Rüstungsstandort Wiener Neustadt

Nach dem "Anschluss" Österreichs an das Deutsche Reich war in der Ostmark mit einer umfangreichen Rüstungsproduktion begonnen worden. Am bedeutendsten war dabei der Standort Wiener Neustadt. Die "Wiener Neustädter Flugzeugwerke" (W.N.F.), als Hauptlieferant des wichtigsten deutschen Jägers vom Typ Messerschmitt Bf109, standen mit ihren drei bedeutendsten Werken in Wiener Neustadt ("W.N.F.-Werk I" und "W.N.F.-Werk II") und Fischamend ("W.N.F.-Werk III") im AWPD-42 der USAAF an erster Stelle der zu zerstörenden Ziele der als Priorität 1 gereihten Kategorie German Air Force. Die W.N.F. produzierten im Jahr 1942 knapp 50 Prozent aller im Deutschen Reich gefertigten einmotorigen Jäger vom Typ Bf109. Als zweiter bedeutender Rüstungsbetrieb stand das Wiener Neustädter "Raxwerk", als Teil der dem Henschel-Konzern gehörenden "Wiener Lokomotivfabrik AG" (LOFAG), an vierter Stelle in der im AWPD-42 als Priorität 3 gereihten Kategorie Transportation. Hinzu kamen noch die Bedeutung des Wiener Neustädter Fliegerhorstes und des Luftparks 1./XVII und der Werft 1./XVII für die Einsatzführung der deutschen Luftwaffe im südöstlichen Deutschen Reich. Auch die ausgedehnten Wiener Neustädter Eisenbahnanlagen, die aufgrund ihrer Leistungsfähigkeit zu den wichtigsten Rangieranlagen und Eisenbahnknotenpunkten der Alpen- und Donaureichsgaue gehörten, waren wichtige Ziele.

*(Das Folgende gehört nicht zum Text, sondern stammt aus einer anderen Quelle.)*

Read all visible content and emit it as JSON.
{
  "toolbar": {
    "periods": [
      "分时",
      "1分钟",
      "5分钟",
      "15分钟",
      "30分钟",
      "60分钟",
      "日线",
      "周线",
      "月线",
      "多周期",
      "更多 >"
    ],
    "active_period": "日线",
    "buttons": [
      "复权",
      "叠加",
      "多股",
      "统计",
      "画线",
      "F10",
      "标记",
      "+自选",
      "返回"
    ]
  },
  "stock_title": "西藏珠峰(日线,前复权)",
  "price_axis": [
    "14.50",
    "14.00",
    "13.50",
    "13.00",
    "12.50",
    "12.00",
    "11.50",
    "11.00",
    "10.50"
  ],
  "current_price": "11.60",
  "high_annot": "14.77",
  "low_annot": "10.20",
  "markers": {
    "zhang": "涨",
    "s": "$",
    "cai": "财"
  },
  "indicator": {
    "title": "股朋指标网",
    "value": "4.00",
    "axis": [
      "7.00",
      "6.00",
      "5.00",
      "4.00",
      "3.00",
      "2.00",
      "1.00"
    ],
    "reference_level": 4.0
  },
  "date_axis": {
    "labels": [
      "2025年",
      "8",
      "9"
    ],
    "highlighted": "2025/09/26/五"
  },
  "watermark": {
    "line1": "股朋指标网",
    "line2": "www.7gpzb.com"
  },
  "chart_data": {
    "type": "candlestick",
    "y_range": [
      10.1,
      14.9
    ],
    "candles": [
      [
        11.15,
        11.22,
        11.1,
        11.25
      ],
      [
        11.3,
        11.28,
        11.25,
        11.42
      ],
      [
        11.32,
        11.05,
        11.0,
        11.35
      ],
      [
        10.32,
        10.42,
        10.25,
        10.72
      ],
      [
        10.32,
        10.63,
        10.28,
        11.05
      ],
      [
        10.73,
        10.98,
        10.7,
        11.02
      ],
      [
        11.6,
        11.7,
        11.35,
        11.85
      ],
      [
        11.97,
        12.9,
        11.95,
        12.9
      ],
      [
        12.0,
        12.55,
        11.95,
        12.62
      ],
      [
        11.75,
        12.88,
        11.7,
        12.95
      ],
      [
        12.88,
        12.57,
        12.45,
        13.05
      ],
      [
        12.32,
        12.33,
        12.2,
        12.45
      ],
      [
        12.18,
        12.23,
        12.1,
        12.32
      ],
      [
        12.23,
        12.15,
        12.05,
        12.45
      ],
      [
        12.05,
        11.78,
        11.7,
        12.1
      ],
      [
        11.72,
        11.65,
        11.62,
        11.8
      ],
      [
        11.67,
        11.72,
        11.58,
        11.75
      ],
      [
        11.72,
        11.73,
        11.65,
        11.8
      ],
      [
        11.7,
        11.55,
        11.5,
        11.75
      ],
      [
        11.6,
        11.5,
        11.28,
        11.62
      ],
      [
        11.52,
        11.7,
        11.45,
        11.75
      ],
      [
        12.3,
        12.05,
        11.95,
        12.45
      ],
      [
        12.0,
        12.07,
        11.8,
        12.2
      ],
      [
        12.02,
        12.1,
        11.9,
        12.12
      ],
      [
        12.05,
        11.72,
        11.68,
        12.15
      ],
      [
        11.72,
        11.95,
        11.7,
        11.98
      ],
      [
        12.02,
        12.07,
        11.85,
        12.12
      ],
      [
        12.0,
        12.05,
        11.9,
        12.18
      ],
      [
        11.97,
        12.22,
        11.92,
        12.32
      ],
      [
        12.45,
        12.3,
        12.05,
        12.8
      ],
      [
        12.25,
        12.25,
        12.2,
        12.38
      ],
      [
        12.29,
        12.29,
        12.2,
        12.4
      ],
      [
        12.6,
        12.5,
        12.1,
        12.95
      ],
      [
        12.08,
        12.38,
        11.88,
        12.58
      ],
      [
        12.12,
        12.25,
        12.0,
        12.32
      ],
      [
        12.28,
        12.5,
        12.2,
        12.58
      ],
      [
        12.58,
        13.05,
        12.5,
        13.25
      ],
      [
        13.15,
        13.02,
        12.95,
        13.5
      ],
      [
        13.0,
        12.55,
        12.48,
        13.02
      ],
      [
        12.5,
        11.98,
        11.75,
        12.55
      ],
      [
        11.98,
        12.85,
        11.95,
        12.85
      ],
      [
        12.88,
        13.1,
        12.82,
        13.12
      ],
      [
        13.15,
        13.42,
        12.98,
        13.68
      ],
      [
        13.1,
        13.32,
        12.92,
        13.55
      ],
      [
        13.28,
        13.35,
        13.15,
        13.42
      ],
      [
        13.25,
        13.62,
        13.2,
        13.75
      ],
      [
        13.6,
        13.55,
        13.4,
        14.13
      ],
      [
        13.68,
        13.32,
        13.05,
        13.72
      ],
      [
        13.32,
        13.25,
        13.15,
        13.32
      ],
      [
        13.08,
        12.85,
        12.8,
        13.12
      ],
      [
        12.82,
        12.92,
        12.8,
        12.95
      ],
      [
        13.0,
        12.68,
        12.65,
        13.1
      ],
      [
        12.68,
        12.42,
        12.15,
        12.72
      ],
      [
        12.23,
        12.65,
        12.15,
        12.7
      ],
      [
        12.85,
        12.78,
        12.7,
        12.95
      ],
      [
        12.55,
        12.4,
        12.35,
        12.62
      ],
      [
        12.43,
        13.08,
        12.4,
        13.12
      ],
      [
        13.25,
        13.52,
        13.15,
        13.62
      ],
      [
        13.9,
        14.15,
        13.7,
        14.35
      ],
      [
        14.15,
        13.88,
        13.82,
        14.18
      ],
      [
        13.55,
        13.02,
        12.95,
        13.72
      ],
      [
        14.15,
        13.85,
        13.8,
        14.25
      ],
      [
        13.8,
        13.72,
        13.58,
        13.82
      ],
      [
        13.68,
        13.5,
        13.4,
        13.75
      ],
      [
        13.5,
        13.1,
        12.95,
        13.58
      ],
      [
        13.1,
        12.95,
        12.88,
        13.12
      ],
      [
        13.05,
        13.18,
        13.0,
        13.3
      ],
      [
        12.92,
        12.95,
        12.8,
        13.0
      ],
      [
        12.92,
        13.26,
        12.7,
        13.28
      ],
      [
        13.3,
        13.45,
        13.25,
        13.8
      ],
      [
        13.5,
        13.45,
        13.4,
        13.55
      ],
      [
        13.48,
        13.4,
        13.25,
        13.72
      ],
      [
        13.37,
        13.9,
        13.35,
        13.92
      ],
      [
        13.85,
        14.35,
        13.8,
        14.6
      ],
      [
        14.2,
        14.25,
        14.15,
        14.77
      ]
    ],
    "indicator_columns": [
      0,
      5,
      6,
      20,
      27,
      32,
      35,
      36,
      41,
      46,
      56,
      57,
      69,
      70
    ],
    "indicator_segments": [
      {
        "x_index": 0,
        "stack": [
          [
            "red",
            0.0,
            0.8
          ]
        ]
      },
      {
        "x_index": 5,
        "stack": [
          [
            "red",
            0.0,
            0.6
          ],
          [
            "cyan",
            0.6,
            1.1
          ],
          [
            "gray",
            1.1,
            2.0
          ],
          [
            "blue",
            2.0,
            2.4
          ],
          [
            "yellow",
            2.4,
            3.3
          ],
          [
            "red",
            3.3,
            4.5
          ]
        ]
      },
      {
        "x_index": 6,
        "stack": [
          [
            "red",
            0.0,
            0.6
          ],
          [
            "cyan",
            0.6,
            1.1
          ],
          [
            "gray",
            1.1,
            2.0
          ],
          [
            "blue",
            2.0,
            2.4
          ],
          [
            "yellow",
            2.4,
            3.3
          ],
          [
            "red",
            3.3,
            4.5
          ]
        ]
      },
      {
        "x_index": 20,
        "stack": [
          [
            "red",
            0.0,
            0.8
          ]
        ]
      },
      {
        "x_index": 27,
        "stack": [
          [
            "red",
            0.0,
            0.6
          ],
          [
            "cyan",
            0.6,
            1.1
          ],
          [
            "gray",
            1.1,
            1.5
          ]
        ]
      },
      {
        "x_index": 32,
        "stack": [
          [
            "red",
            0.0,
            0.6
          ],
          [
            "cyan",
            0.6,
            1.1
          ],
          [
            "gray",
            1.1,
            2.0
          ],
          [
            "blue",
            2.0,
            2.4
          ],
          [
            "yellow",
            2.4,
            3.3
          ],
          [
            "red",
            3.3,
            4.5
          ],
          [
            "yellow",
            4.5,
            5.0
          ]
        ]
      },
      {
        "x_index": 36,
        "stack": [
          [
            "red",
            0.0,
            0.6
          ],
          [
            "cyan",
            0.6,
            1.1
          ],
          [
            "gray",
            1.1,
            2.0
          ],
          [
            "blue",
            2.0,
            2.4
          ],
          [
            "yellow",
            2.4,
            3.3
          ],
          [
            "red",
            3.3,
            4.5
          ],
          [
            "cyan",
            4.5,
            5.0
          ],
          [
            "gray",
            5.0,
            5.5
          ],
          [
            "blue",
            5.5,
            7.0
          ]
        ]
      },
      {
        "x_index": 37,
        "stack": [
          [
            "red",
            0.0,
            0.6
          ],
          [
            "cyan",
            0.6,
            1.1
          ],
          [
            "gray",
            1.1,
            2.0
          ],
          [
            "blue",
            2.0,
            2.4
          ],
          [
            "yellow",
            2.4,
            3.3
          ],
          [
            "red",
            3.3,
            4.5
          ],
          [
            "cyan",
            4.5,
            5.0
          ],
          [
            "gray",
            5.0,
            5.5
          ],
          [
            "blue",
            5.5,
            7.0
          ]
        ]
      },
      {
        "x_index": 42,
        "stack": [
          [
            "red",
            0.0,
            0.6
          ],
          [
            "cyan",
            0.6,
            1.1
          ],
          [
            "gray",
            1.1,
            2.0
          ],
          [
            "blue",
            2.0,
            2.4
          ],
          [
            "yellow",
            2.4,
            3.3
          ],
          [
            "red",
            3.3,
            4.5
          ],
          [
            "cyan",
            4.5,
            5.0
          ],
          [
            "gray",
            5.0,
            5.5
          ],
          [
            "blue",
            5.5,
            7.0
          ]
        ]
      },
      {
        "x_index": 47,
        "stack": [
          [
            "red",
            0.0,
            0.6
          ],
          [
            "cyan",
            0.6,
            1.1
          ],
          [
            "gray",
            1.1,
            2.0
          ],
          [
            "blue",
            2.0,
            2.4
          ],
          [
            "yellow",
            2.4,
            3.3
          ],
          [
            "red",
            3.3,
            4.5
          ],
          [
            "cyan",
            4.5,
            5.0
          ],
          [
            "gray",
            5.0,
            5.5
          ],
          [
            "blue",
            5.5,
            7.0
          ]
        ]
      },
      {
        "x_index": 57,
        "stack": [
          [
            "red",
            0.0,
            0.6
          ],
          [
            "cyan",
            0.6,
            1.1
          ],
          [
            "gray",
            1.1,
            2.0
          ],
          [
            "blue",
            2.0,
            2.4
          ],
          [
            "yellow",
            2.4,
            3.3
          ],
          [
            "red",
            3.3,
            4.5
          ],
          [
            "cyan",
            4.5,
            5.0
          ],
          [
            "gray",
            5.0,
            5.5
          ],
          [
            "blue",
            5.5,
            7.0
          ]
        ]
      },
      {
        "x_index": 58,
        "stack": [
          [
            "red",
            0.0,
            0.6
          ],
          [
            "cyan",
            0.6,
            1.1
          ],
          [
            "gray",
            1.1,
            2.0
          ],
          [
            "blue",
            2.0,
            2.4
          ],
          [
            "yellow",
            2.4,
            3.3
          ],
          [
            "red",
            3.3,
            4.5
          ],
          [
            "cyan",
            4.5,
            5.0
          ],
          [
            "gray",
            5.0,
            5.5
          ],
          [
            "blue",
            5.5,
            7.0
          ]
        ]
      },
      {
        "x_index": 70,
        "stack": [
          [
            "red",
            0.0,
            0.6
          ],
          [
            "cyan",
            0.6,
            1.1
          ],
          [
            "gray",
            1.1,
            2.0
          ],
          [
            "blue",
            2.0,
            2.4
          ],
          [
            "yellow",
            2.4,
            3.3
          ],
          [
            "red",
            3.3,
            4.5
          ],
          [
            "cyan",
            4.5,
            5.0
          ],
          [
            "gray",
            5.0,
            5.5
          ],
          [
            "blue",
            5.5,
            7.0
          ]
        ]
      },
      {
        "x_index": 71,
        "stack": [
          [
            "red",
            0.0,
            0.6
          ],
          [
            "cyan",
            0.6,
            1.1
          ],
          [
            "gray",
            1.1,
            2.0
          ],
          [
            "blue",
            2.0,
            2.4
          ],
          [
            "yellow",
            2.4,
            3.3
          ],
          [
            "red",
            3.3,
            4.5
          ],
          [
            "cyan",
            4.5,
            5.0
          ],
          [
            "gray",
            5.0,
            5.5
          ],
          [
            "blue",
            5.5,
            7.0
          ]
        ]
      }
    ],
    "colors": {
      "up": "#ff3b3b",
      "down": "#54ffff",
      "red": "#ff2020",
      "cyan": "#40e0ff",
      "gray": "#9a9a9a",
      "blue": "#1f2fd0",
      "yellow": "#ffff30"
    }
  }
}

Angriffsziel deutsche Luftwaffe

Die Alliierten erkannten, dass man zuerst die deutsche Luftwaffe besiegen musste, um einen nachhaltigen Erfolg gegen das Deutsche Reich erreichen zu können. Im Jänner 1943 wurde daher auf der alliierten Konferenz von Casa­blanca beschlossen, die Luftangriffe der amerikanischen USAAF im Sommer 1943 auf Ziele der deutschen Luftwaffenrüstung innerhalb des Kerngebietes des Deutschen Reiches auszuweiten (Operation "Pointblank"). Die USAAF verlegte daher im Frühjahr 1943, trotz der zunehmenden Verluste, vier von nur elf zu diesem Zeitpunkt in England verfügbaren strategischen Bombergruppen in den Mittelmeerraum. Von hier aus sollten die viermotorigen Bomber vom Typ B-24 "Liberator" unter dem Kommando der 9th USAAF, gemeinsam mit den im Rahmen der Operation "Torch" in Nordafrika angelandeten B-17 "Flying Fortress" der 12th USAAF, von Süden eine zweite strategische Luftoffensive gegen bedeutende Rüstungsziele im Deutschen Reich eröffnen. Von gleichzeitigen Angriffen aus England und aus dem Mittelmeerraum erhoffte man, die deutschen Jägerverbände an zwei Fronten binden zu können. Ein geschlossener Einsatz der deutschen Jagdabwehr auf nur einen einfliegenden Verband sollte so verhindert werden. Bei den ab dem Frühjahr 1943 folgenden Vorstößen tief in das Deutsche Reich wurden die bei Tag fliegenden amerikanischen Bomber von einer überaus abwehrbereiten deutschen Luftwaffe empfangen. Insgesamt betrug die deutsche Rüstungsproduktion an einmotorigen Jägern im Juni 1943 bereits über 1 000 Stück der Typen Messerschmitt Bf109 und Focke Wulf Fw190. Im Juli 1943 wurden beispielsweise 725 Bf109 produziert, von denen insgesamt 280 Flugzeuge aus den "Wiener Neustädter Flugzeugwerken" kamen. Diese deutschen Jäger fügten der USAAF bis zum Herbst 1943 schwere Verluste zu. Obwohl die britischen Verbündeten die Amerikaner daraufhin drängten, ihre verlustreichen Angriffe bei Tag einzustellen und in die Nacht zu verlegen, hielt die USAAF an ihrem Konzept von präzisen strategischen Tagangriffen fest.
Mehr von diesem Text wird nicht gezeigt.